We use the formula for refraction through the curved surface (convex) of the lens, when the light falls on the unsilvered face of the lens.
We assume that R = radius of curvature of either surface of convex lens. μ_g = refractive index of the material of lens. u = object distance.
1/v1 - 1/u1 = (μ_g - 1) / R --- (1)
1/v1 = (μ_g - 1) / R - 1/u1 --- (2) , using sign convention:
From the above we find the image distance.
The rays from the object get refracted and fall on the silvered surface of the lens. We should treat the silvered surface as a concave mirror.
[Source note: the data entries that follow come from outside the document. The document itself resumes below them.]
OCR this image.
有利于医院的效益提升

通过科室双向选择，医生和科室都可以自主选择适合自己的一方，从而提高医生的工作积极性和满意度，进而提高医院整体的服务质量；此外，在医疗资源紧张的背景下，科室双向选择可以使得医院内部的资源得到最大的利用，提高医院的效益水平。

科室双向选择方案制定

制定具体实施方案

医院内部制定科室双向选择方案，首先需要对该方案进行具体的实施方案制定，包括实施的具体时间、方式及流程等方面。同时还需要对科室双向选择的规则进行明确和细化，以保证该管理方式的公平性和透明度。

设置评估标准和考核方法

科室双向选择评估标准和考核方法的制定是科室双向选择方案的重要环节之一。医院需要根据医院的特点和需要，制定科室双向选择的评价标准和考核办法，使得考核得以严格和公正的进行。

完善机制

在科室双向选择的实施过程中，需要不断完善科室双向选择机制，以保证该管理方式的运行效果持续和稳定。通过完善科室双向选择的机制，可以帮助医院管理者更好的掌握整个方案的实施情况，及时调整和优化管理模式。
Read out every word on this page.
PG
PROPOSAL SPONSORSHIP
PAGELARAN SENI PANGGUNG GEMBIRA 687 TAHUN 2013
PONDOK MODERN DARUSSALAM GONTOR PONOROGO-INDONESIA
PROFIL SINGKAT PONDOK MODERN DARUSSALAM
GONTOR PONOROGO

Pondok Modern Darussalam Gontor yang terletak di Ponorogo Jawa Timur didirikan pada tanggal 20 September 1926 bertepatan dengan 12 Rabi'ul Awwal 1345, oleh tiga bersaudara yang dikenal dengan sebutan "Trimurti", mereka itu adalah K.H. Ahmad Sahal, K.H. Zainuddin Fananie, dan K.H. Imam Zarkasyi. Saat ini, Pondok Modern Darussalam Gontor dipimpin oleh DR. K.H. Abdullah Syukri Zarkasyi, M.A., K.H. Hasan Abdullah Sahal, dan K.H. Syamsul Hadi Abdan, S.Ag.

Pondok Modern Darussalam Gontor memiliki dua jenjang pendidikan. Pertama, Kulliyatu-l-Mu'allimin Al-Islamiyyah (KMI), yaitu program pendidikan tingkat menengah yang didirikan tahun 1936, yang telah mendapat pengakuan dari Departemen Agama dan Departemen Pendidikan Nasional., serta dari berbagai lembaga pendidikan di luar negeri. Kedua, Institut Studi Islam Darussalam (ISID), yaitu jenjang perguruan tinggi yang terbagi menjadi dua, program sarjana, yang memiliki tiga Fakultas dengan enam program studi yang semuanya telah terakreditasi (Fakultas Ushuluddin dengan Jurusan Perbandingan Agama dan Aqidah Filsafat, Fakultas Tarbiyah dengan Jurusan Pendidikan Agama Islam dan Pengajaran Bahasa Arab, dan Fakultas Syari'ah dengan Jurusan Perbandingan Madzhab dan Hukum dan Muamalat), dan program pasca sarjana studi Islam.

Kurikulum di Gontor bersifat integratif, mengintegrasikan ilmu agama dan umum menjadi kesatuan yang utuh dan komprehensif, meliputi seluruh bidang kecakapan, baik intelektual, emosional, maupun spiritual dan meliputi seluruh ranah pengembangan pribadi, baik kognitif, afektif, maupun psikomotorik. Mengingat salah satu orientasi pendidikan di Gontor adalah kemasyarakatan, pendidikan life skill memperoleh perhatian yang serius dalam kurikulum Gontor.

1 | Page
Hence, the light rays are reflected and converge at the image distance. we may get a real inverted image.
v1 from the above calculation, will act as the virtual object distance for the concave mirror. We should use the appropriate sign as per sign convention.
Then focal length of concave mirror will be equal to R/2 where R = radius of curvature.
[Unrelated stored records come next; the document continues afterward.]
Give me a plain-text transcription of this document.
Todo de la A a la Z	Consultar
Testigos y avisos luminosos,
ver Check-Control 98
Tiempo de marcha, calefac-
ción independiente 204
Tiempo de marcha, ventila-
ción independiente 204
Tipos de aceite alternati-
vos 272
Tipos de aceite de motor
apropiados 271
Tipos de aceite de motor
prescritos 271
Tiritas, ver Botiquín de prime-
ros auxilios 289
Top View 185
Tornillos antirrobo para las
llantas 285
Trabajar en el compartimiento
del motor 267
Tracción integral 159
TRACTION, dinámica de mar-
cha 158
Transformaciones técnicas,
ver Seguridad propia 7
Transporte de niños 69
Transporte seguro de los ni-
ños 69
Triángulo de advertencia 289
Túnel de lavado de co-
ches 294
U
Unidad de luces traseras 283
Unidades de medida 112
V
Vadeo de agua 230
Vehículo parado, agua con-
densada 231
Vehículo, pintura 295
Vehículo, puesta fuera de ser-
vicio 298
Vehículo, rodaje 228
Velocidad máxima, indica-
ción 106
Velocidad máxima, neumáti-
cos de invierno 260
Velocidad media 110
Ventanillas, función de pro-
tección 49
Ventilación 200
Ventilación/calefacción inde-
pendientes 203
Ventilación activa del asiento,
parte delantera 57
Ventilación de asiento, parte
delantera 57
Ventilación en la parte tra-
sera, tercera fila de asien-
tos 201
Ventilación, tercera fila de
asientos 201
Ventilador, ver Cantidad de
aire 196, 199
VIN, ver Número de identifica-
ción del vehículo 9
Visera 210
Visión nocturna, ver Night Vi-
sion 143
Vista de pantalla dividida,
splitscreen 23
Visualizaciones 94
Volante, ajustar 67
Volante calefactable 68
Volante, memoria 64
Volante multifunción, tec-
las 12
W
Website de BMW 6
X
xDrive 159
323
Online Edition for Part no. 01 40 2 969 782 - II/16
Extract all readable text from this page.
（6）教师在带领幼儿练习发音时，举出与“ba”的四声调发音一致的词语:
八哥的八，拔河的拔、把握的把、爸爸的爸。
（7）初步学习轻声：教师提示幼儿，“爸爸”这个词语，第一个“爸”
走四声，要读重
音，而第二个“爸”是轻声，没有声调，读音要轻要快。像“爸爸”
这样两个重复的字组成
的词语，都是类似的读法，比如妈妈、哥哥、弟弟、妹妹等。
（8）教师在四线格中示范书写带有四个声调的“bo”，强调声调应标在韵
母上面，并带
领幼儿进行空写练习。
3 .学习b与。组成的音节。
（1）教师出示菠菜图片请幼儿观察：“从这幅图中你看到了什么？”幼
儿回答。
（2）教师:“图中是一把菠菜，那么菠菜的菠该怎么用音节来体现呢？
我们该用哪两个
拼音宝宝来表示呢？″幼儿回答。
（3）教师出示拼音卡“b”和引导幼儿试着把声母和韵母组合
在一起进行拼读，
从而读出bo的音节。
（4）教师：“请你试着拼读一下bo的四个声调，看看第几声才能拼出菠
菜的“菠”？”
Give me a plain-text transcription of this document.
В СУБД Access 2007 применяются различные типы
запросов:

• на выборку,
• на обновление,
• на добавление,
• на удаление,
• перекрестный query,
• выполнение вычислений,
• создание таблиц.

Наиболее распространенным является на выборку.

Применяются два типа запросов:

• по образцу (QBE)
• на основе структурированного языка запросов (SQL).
so we use the formula: 1/v + 1/u = 1/f ------ (3)
We find v as we know u and f. and sign convention.
1/v2 - 1/v1 = 2/R
1/v2 = 2 / R + (μ_g - 1) / R - 1/u1
1 / v2 + 1 / u1 = (1 + μ_g) / R
This is equivalent to a concave mirror with a focal length : (1 + μ_g) / R
So the focal length is smaller than R / 2.
I hope it is correct, I am not sure.